Thanks Peter
On 14/11/22 10:21 pm, Peter Xu wrote:
Manish,
On Thu, Nov 03, 2022 at 11:47:51PM +0530, manish.mishra wrote:
Yes, but if we try to read early on main channel with tls enabled case it is an
issue. Sorry i may not have put above comment cleary. I will try to put
scenario step wise.
1. main channel is created and tls handshake is done for main channel.
2. Destionation side tries to read magic early on main channel in
migration_ioc_process_incoming but it is not yet sent by source.
3. Source has written magic to main channel file buffer but it is not yet
flushed, it is flushed first time in ram_save_setup, i mean data is sent on
channel only if qemu file buffer is full or explicitly flushed.
4. Source side blocks on multifd_send_sync_main in ram_save_setup before
flushing qemu file. But multifd_send_sync_main is blocked for sem_sync until
handshake is done for multiFD channels.
5. Destination side is still waiting for reading magic on main channel, so
unless we return from migration_ioc_process_incoming we can not accept new
channel, so handshake of multiFD channel is blocked.

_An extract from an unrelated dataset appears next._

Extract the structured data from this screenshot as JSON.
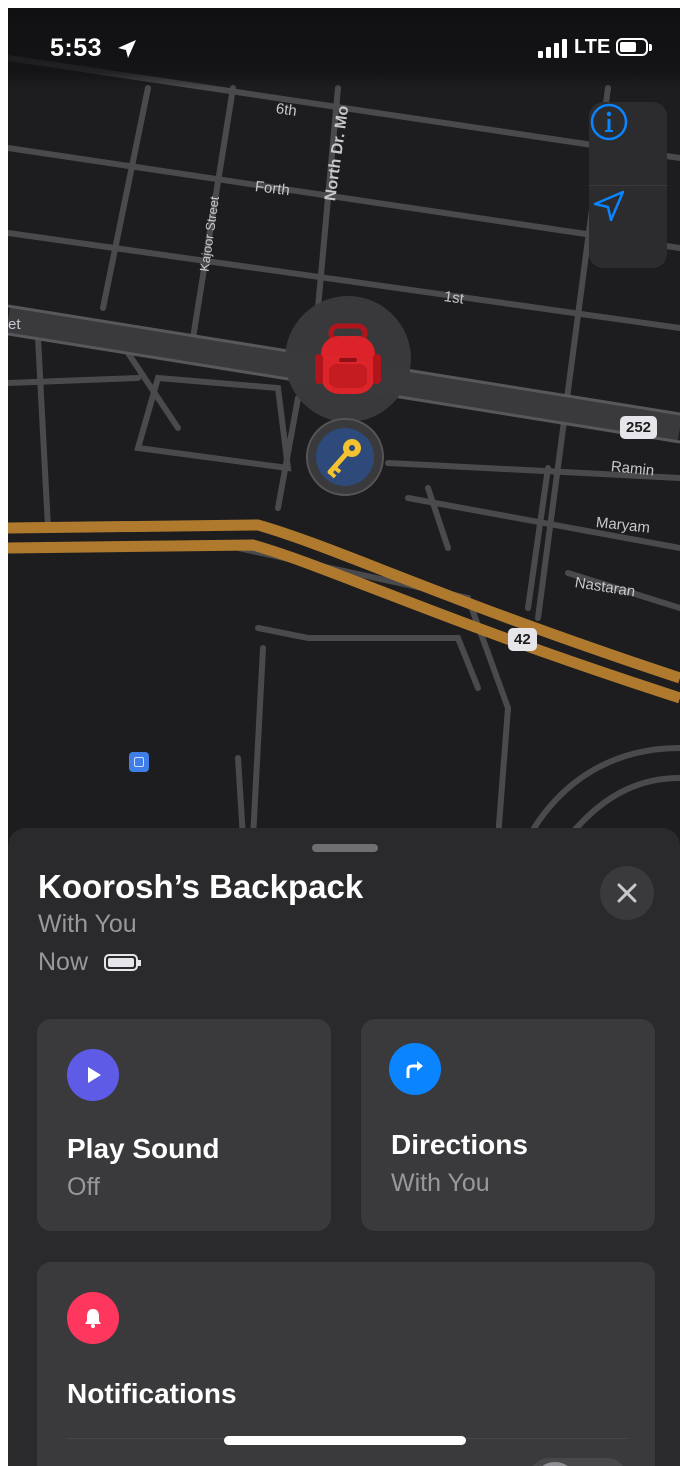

6. So basically source is blocked on multiFD channels handshake before sending
data on main channel, but destination is blocked waiting for data before it can
acknowledge multiFD channels and do handshake, so it kind of creates a deadlock
situation.
Why is this issue only happening with TLS? It sounds like it'll happen as
long as multifd enabled.
Actually this was happening with tls because with tls we do handshake, so a
connection is assumed establised only after a tls handshake and we flush data
from source only after all channels are established, but with normal live
migration even if connection is not accepted on destination side we can
continue as we do not do any handshake. Basically in normal live migration a
connection is assumed established if connect() call was successful even if it
is not accepted/ack by destination, so that's why this deadlock was not
hapening.
I'm also thinking whether we should flush in qemu_savevm_state_header() so
at least upgraded src qemu will always flush the headers if it never hurts.
yes sure Peter.
Thanks
Manish Mishra